Losers: Johnny Depp, Angelina Jolie, etc.
It gets better:
I asked a college professor what she thought of tattoos, and she said that for young people, they represent permanence in an ever-changing world. But how is that possible? Anyone old enough and smart enough to get into college knows that only impermanence is permanent. Everything changes — including, sweetie, that tight tummy with its "look at me!" tattoo. Time will turn it into false advertising.
It gets better still, for the grumpy old man tattoo diatribe was merely a set-up:
The permanence of the moment — the conviction that now is forever — explains what has happened to the American economy. We are, as a people, deeply in debt. We are, as a nation, deeply in debt. The average American household owes more than its yearly income. We save almost nothing (0.4 percent of disposable income) and spend almost everything (99.6 percent of disposable income) in the hope that tomorrow will be a lot like today. We bought homes we could not afford and took out mortgages we could not pay and whipped out the plastic on everything else. Debts would be due in the future, but, with any luck, the future would remain in the future.
I would say that getting a tattoo may be something remotely like what happened to certain people in debt, but I think it strains credulity to say that it "explains" the economy. (For more on that topic, there's the almost–almost I say–equally shallow economic/social/political analysis of David Brooks in today's Times). Back to tattoos:
But the tattoos of today are not minor affairs or miniatures placed on the body where only an intimate or an internist would see them. Today's are gargantuan, inevitably tacky, gauche and ugly. They bear little relationship to the skin that they're on. They don't represent an indelible experience or membership in some sort of group but an assertion that today's whim will be tomorrow's joy. After all, a tattoo cannot be easily removed. It takes a laser — and some cash.
Finally:
I have decades' worth of photos of me wearing clothes that now look like costumes. My hair has been long and then longer and then short. My lapels have been wide, then wider, then narrow. I have written awful columns I once thought were brilliant and embraced ideas I now think are foolish. Nothing is forever.

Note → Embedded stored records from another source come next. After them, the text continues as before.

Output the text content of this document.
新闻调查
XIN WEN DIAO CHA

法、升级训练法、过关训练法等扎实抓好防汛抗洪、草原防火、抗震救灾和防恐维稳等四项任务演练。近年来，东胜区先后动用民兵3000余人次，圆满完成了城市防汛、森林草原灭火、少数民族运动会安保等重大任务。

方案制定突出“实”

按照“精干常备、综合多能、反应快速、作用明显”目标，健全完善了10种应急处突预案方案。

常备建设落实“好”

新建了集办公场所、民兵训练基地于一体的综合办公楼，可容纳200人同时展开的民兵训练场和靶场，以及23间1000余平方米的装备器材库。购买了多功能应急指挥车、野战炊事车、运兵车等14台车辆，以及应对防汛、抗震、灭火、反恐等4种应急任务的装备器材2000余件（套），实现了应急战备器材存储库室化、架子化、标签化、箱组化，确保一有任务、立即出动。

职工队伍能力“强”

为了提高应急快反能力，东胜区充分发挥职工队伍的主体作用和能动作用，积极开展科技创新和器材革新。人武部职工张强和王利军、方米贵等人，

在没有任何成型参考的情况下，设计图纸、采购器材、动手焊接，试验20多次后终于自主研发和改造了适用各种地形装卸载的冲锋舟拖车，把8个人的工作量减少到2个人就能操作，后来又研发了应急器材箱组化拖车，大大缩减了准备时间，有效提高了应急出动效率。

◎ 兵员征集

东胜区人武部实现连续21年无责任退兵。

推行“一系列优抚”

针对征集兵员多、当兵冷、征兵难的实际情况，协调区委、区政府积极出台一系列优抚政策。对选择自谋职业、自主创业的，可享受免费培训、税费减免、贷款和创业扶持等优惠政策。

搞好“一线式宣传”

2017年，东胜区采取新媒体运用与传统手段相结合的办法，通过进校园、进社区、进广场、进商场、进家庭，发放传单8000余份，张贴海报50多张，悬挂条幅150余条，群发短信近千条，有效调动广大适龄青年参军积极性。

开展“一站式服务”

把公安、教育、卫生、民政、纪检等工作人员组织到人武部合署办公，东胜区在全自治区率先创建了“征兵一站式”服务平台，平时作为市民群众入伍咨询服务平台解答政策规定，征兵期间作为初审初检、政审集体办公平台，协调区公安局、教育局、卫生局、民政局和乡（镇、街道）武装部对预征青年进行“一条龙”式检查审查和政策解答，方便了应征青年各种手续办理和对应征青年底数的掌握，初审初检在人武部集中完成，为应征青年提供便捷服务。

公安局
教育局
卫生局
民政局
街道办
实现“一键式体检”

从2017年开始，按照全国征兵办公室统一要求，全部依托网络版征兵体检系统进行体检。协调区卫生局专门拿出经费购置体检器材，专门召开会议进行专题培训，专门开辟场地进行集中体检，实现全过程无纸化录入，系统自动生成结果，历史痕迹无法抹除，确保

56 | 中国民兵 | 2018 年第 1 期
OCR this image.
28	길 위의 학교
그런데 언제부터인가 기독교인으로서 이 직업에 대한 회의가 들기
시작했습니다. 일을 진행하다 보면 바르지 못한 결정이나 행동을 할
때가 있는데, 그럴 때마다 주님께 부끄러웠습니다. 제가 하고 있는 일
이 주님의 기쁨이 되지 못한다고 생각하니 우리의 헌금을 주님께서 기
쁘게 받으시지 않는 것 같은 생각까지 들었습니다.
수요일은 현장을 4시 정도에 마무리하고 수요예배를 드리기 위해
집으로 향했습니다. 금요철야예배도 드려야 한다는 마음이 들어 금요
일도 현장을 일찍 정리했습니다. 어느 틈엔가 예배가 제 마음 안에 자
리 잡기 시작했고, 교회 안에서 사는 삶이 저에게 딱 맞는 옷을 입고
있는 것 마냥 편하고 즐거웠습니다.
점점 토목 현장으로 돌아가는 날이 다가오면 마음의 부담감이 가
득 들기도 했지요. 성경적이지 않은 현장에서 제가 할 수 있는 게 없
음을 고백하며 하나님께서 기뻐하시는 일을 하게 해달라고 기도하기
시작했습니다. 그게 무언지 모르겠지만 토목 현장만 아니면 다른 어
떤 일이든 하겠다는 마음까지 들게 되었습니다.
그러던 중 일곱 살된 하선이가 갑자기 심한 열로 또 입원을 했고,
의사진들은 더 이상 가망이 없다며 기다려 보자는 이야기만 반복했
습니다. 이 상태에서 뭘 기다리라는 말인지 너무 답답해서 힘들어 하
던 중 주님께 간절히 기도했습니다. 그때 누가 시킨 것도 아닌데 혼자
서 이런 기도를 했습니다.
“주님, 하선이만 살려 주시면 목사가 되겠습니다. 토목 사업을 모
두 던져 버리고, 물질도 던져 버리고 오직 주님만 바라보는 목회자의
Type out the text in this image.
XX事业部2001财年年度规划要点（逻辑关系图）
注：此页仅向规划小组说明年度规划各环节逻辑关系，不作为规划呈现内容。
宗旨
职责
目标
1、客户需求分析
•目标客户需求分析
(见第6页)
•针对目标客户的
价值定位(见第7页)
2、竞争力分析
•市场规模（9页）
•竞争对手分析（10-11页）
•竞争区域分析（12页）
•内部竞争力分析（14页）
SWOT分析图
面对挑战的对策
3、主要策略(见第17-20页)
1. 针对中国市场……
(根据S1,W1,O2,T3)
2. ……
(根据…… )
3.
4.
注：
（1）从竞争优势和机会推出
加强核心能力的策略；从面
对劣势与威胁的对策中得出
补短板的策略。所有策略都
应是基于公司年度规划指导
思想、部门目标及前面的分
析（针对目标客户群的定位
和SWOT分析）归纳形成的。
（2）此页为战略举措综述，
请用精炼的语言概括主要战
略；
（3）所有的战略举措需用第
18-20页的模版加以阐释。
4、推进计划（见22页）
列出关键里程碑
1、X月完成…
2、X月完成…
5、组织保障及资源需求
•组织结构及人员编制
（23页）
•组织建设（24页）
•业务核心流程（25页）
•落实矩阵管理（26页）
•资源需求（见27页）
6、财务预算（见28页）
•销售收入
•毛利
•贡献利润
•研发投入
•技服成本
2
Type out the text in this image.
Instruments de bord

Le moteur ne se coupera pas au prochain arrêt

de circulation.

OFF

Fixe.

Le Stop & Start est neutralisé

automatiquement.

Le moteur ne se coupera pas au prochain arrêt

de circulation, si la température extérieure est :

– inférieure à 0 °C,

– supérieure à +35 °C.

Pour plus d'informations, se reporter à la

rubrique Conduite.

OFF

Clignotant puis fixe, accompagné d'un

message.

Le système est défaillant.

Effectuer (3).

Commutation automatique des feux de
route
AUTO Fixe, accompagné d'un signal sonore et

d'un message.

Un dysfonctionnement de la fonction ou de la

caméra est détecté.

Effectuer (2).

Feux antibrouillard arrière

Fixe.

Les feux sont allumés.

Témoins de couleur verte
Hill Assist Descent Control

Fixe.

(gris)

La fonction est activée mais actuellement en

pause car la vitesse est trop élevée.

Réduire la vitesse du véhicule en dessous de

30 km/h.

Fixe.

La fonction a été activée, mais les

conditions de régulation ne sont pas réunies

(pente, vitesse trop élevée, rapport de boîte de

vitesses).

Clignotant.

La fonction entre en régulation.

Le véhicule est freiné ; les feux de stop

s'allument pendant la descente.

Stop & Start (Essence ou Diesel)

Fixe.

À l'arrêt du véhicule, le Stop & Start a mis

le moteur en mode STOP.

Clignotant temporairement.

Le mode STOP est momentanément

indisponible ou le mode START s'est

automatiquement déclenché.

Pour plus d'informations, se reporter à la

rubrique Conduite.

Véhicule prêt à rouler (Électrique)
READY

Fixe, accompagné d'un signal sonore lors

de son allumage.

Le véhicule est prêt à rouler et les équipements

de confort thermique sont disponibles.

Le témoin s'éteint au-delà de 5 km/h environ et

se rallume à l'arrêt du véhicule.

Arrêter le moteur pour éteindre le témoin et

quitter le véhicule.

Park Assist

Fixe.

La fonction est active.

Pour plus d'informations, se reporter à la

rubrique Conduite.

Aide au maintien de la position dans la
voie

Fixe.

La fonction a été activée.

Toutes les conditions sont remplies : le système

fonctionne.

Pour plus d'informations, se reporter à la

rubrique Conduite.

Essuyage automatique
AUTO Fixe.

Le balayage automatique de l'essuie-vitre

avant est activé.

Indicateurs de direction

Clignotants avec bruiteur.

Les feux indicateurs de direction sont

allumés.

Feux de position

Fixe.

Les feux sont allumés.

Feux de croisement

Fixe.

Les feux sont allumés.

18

Seize the day — laser tomorrow.
What about your columns, Richard? You can't undo those.
*Teneo vestri vox doesn't mean anything, but it appears as a tattoo on Angelina Jolie in a recent movie. See here for more. But in the meantime, since so many have asked, here's why it means nothing. Latin words get their grammatical significance from their endings (not, as is often the case, from their position in the sentence). So teneo means "I hold," vestri (a possessive adjective without an antecedant) means "of yours [all])," and "vox" means "voice" or "the voice" (in the nominative case). Put them together this way and you have nonsense: there's no grammatical object for the transitive verb, vox is nominative but is not the subject, and the possessive adjective doesn't modify anything. You might as well string any three words together–dog yours telephone–and tattoo that on your body, that's about how much sense it makes.